Registered by sstabellini

A key characteristic of the Xen architecture is the ability of running multiple service domains to provide device drivers and PV backends. In Xen jargon these are called "driver domains" and you can have one for the disk, one for the network, etc.

Driver domains can be Linux, or any other Operating Systems, they don't have to be fully privileged and can be restarted without rebooting the host. They provide advantages in terms of security, scalability and reliability, not to mention giving the user a broad spectrum of choices.

The next step forward to improve the flexibility of the Xen architecture is disaggregating the device model. Traditionally the emulated hardware that a guest VM can access is always provided by a single process (QEMU) in a single service domain (usually dom0) or a stubdomain. Having the ability of running multiple QEMU instances per VM, each of them in a separate service domain and emulating a different set of hardware, would allow us to further enhance the benefits introduced by driver domains. For example we could have one QEMU emulating a SATA controller in the disk driver domain and another one emulating everything else in a stubdomain: it would allow us to concentrate all the disk configurations in a single VM, tightening the access control list to the disk and improving performances by shortening the IO path. The same could be done for network, having one QEMU emulating a network card in the network driver domain.

This talk will explain in details why having more than a one device model is advantageous, and how it will be accomplished without twisting QEMU's architecture.

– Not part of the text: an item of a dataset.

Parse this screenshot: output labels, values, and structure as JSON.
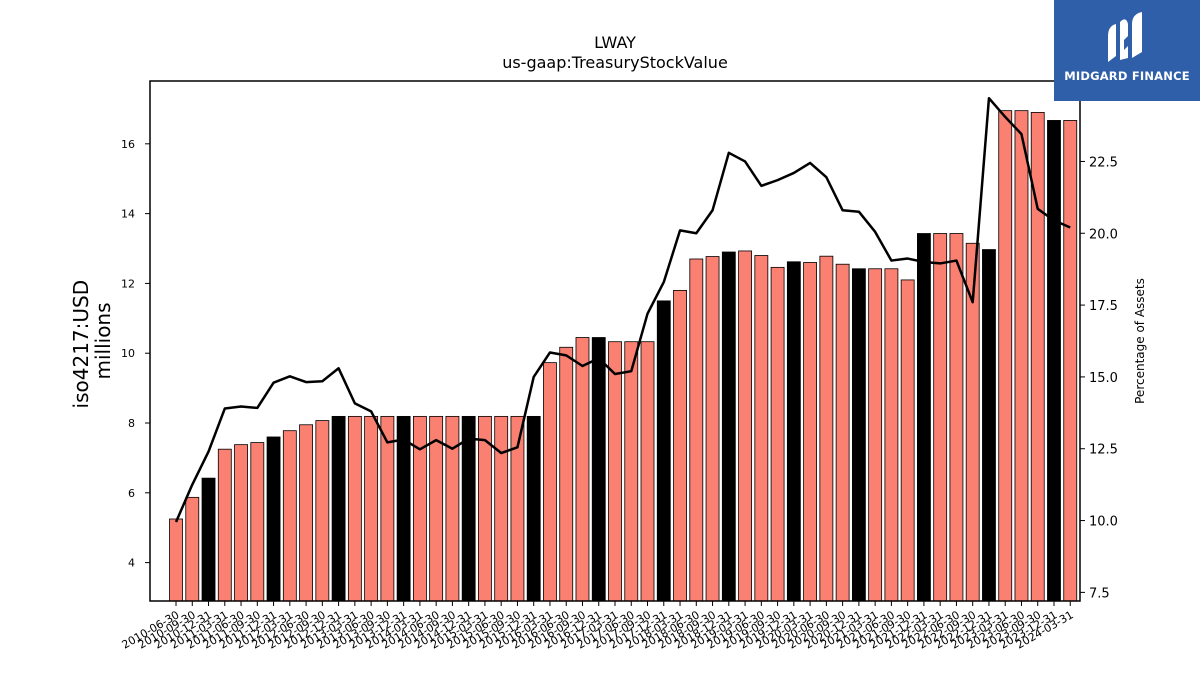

Topic Lead: Stefano Stabellini
Stefano is a Senior Software Engineer at Citrix, working on the Open Source Xen Platform team. He has been working on Xen since 2007, focusing on several different projects, spanning from Qemu to the Linux kernel. He currently maintains libxenlight, Xen support in Qemu and PV on HVM in the Linux kernel. Before joining Citrix he was a researcher at the Institute for Human and Machine Cognition, working on mobile ad hoc networks.